When a sufficient quantity of the root had been pounded the whole mass
was taken to the creek near by and thoroughly saturated with water in a
vessel made of bark.
[Illustration: Fig. 71. Koonti mash vessel.]
The pulp was then washed in a straining cloth, the starch of the Koonti
draining into a deer hide suspended below.
[Illustration: Fig. 72. Koonti strainer.]

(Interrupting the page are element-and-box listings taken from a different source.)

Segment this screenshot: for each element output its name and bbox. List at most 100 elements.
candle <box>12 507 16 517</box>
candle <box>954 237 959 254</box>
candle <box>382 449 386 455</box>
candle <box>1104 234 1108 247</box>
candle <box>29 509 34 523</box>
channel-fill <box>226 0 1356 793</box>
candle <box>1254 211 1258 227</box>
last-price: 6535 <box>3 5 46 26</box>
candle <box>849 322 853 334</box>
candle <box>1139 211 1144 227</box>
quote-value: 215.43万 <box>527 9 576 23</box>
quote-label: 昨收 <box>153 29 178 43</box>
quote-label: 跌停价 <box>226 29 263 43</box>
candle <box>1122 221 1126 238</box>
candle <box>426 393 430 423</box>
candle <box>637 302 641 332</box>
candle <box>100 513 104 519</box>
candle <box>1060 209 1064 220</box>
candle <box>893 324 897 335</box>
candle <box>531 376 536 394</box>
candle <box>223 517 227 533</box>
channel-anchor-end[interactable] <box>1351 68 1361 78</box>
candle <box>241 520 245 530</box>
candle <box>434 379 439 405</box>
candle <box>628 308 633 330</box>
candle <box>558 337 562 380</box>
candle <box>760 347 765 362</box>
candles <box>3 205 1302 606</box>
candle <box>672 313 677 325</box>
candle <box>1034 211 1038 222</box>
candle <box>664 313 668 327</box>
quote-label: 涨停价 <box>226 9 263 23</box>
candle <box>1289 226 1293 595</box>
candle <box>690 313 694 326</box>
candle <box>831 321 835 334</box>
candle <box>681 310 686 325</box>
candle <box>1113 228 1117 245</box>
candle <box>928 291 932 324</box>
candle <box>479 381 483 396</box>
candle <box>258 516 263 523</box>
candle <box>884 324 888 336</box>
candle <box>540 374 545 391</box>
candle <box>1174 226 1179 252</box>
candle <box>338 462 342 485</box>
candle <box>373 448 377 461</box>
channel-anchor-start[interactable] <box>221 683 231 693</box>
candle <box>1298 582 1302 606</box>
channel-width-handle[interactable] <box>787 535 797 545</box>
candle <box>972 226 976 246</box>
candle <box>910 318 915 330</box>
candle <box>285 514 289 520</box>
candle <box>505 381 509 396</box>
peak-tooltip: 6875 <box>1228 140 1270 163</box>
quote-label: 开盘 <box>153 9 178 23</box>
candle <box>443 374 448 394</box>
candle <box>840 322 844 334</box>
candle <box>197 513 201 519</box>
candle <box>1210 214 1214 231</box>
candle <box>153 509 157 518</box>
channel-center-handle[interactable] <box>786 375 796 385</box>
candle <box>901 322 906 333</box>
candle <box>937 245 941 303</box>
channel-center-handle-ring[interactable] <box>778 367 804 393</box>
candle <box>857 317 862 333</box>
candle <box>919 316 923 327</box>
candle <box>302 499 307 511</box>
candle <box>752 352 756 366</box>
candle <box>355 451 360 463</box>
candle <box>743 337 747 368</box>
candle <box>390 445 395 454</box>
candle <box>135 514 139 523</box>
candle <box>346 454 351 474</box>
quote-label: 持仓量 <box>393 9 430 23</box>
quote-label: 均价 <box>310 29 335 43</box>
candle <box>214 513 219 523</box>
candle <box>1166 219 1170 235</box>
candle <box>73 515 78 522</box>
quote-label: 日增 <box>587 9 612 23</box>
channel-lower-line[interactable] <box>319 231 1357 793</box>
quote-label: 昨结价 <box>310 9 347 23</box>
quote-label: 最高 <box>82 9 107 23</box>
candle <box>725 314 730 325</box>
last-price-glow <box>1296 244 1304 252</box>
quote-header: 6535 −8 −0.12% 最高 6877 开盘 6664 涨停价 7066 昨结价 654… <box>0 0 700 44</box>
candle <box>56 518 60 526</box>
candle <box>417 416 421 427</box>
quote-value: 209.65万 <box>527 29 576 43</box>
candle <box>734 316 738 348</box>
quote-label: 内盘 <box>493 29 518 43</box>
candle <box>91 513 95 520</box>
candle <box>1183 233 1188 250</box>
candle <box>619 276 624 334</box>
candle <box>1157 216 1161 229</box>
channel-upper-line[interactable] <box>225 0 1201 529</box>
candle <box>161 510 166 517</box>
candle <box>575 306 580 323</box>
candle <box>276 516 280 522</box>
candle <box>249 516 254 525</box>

When the starch had been thoroughly washed from the mass the latter was
thrown away, and the starchy sediment in the water in the deerskin left
to ferment. After some days the sediment was taken from the water and
spread upon palmetto leaves to dry. When dried, it was a yellowish white
flour, ready for use. In the factory at Miami substantially this process
is followed, the chief variation from it being that the Koonti is passed
through several successive fermentations, thereby making it purer and
whiter than the Indian product. Improved appliances for the manufacture
are used by the white man.
The Koonti bread, as I saw it among the Indians, was of a bright orange
color, and rather insipid, though not unpleasant to the taste. It was
saltless. Its yellow color was owing to the fact that the flour had had
but one fermentation.
Industrial Statistics.
The following is a summary of the results of the industries now engaged
in by the Florida Indians. It shows what is approximately true of these
at the present time:
Acres under cultivation 100
Corn raised bushels 500
Sugarcane gallons 1,500
Cattle number owned 50
Swine do. 1,000
Chickens do. 500
Horses do. 35
Koonti bushels 5,000
Sweet potatoes do. ...
Melons number 3,000
Arts.
Industrial Arts.
In reference to the way in which, the Seminole Indians have met
necessities for invention and have expressed the artistic impulse,
I found little to add to what I have already placed on record.